The Constitutional Court of South Africa ruled Thursday that sections of the Compensation for Occupational Injuries and Diseases Act effectively denying domestic workers compensation if they suffer disease, disablement, injuries, or death in the course of their employment are unconstitutional as they infringe on fundamental rights of domestic workers set out in the South African constitution.
Miss Mahlangu, the first applicant’s mother, was a domestic worker in a private household and drowned in her employer’s swimming pool while on duty in 2012. The first applicant was denied compensation by the labor department, notwithstanding she was solely dependent on her mother. The department made its decision on the basis that domestic employees are not covered by the act. She subsequently moved to court to challenge the department’s decision.
Section one of the act excludes domestic workers employed in private households from its definition of an employee covered under the act.
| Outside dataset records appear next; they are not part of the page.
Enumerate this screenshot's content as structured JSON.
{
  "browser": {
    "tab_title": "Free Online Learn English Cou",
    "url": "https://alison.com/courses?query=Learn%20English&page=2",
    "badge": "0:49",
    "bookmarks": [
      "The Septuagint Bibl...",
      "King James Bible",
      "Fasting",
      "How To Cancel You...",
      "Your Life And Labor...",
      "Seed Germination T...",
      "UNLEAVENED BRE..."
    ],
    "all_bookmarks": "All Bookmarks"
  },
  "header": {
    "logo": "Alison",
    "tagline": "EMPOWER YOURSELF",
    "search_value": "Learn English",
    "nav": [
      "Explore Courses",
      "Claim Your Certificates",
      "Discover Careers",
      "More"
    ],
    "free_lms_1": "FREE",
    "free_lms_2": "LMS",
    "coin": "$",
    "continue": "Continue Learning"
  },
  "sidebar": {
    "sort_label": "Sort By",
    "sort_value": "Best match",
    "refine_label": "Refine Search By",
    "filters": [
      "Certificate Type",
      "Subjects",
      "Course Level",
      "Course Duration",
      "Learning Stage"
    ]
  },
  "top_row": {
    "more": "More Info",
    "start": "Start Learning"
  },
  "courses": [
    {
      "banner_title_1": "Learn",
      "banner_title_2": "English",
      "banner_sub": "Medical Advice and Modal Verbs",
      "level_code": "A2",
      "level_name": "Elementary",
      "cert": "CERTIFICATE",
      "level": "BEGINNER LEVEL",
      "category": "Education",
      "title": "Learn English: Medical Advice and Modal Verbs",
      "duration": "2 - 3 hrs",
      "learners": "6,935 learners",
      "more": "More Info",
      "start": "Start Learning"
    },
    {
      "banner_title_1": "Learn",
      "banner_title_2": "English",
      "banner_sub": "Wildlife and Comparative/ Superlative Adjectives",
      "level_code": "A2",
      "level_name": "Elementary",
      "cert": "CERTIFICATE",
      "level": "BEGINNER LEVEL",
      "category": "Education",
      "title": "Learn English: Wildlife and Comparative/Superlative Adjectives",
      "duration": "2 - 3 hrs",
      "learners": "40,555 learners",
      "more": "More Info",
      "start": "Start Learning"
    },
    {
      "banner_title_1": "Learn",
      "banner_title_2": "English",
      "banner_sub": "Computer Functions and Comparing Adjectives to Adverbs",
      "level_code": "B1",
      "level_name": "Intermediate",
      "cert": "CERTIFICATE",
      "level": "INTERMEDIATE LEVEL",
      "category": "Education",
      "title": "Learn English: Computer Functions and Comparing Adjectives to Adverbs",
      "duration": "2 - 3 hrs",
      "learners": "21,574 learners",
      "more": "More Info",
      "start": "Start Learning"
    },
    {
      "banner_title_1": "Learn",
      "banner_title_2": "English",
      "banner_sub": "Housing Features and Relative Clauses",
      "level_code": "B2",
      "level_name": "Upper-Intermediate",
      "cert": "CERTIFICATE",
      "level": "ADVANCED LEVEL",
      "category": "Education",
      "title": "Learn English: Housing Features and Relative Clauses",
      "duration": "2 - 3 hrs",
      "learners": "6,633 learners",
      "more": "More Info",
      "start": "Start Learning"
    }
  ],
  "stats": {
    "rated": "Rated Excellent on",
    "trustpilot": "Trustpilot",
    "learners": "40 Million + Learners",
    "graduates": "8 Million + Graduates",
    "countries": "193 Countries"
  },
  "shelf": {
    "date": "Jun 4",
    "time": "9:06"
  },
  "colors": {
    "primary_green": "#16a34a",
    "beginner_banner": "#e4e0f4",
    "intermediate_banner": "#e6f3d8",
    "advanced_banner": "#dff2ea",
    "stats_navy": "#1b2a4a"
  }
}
This essentially denies domestic workers compensation if they suffer hurt, harm or death while doing their jobs. In their application, the applicants alleged that this provision contravenes the right to equal protection of the law, the right not to be discriminated against unfairly, the right to dignity, and the right to access social security. Another relevant issue that the court had to handle was whether an order of invalidity would apply retroactively.
While the respondents did not contend that Section one was unconstitutional, they also argued that an order of invalidity should not apply retroactively as it would place a substantial financial burden on the state.
In their ruling, the three-judge bench concluded that the provision amounted to discrimination and violated the equality provisions in the constitution. Two judges agreed with the applicant’s submissions to the effect that the provisions violated the right to human dignity. In contrast, only one judge concluded there was a violation of the right to access social security. The court ultimately held that the provision was unconstitutional and ruled for a retroactive application of its decision from 27 April 1994.